Maryam Sanda’s journey to freedom

With the bail granted her by an FCT High Court, Maryam Sanda has commenced her long but steady journey to freedom. And she knows it – it’s there in the very public celebration of her father-less daughter’s one year birthday which went viral on social media. There is a curious coincidence in the timing of the grant of bail, coming as it did on the eve of the event.
From this background it is easy to construct a scenario for how Maryam Sanda’s trial for culpable homicide – her husband Bilyaminu Bello’s murder – will progress. Her highly motivated defence counsel, J.B. Daudu (SAN) will dominate the court with his very presence and use his long experience as a trial lawyer to ground down prosecution counsel by contesting his every position, with obligatory appeal(s) to the courts above. A prosecution that is neither motivated nor incentivised a la its opposition will stand no chance in this legal contest, such that five years from now the case against Maryam Sanda will still have not left the basement of legal proceedings.
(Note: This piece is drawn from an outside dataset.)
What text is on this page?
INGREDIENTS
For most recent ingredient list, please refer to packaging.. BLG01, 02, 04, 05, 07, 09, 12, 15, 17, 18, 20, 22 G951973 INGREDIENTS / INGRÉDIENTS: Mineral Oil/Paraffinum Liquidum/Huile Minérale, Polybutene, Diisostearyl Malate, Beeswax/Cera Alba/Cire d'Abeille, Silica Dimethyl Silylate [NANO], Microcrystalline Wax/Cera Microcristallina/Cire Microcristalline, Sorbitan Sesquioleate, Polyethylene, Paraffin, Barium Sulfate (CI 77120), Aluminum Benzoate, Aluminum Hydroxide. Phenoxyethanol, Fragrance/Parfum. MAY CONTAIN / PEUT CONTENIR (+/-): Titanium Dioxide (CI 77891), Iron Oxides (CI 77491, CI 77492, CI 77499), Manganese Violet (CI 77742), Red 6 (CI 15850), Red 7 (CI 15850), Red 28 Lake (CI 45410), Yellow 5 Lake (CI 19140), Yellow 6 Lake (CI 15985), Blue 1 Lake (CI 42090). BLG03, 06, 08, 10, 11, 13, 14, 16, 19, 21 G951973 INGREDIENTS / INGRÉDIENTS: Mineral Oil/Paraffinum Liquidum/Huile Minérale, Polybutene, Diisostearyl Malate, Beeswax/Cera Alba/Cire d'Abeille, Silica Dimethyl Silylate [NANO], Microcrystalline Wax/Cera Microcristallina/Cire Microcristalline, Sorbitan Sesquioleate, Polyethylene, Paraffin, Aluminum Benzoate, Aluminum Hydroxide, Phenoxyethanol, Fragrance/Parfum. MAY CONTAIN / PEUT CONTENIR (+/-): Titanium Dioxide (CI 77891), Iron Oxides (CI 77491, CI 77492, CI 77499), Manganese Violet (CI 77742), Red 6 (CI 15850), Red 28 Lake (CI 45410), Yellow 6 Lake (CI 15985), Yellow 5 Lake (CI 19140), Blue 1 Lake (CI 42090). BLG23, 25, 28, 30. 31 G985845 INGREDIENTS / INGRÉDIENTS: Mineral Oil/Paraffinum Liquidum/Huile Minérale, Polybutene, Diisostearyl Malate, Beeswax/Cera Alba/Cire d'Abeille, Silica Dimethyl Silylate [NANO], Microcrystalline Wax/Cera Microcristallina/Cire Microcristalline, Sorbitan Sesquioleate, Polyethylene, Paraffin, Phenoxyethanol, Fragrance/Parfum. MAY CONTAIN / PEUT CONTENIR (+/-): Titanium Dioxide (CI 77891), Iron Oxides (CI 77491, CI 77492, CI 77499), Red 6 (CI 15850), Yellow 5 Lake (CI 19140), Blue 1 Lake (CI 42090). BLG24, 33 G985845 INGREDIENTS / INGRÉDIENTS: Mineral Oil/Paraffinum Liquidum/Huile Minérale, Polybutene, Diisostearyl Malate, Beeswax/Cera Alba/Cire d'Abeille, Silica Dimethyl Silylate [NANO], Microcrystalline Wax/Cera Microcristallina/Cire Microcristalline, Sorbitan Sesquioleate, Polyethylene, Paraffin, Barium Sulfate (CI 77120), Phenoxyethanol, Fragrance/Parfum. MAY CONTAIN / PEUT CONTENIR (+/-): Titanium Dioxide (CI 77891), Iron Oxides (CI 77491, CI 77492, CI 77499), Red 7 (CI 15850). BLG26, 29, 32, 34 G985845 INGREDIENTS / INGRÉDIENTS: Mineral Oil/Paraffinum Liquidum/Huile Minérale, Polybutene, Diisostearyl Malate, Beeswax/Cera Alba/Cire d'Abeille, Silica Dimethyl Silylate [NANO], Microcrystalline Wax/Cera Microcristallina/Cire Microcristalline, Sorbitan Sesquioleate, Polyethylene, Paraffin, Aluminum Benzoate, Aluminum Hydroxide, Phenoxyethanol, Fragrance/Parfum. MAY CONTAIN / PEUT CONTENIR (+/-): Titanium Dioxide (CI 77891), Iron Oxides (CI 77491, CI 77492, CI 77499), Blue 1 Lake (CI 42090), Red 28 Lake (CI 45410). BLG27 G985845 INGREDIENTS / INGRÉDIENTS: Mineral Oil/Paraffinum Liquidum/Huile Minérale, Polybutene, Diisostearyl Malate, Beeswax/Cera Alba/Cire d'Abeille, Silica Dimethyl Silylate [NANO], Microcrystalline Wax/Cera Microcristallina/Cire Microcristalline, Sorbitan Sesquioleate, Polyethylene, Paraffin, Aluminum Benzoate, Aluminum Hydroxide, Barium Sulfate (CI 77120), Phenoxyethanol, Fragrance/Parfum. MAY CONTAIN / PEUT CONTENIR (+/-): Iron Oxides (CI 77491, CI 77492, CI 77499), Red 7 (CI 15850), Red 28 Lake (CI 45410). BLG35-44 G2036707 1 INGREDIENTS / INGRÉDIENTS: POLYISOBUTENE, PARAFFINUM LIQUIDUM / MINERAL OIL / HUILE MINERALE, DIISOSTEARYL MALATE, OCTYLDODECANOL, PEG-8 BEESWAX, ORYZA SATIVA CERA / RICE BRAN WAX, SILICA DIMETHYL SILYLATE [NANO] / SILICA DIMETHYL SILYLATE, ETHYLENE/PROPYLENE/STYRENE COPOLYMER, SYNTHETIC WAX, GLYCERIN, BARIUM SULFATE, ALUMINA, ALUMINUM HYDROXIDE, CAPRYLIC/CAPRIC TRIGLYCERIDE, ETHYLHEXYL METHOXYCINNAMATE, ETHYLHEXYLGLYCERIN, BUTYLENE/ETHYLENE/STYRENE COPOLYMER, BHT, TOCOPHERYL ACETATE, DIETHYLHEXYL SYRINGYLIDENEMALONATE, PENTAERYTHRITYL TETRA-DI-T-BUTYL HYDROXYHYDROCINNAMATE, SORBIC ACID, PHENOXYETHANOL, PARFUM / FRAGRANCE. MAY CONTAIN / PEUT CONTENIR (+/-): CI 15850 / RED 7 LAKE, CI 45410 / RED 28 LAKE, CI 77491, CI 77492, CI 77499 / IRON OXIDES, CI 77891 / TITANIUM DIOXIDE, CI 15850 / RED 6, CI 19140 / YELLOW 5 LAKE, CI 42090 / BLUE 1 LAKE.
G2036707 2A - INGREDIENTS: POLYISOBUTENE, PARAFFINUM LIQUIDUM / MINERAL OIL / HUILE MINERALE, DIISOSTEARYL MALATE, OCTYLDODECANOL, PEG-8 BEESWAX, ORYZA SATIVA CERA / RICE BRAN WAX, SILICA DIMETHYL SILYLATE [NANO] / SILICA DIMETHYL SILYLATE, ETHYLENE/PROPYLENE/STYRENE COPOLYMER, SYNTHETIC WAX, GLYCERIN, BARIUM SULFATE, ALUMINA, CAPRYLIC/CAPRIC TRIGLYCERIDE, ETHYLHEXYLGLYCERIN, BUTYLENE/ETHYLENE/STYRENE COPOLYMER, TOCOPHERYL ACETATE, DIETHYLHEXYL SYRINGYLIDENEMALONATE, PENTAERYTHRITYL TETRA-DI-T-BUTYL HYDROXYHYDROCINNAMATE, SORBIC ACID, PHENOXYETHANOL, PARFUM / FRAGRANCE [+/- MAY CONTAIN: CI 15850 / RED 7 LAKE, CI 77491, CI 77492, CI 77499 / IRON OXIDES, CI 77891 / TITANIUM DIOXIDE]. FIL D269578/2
The massive public sympathy for the victim and anger at the perpetrator will begin to wane as court sittings become episodic, the result of interminable adjournments.
The decision to grant bail to Maryam Sanda by the judge, who has rejected similar applications on four previous occasions, left people stupefied. It was based on a medical report commissioned by defence counsel and given official imprimatur by a National Hospital Consultant. Prosecution was essentially ambushed when the judge demanded proof that Prisons medical service could cope with the catalogue of ailments alleged to afflict the suspect. The fact is the judge should have demanded independent assessment of her health condition by a court-appointed doctor instead of relying on a procured medical report. This was not done. Besides, standard procedure is for prison officials to refer sick inmates to outside government health facilities where and when necessary. In striking contrast to the instant case, defence in Olisa Metuh’s trial is being held to higher standard of proof before bail is considered to enable him travel abroad for medical treatment, even when he attends court on a stretcher.
Nigeria’s judicial system is dual-track: one for the wealthy and the privileged, the other for the poor and the ignorant. Maryam Sanda’s trial will proceed on the first track.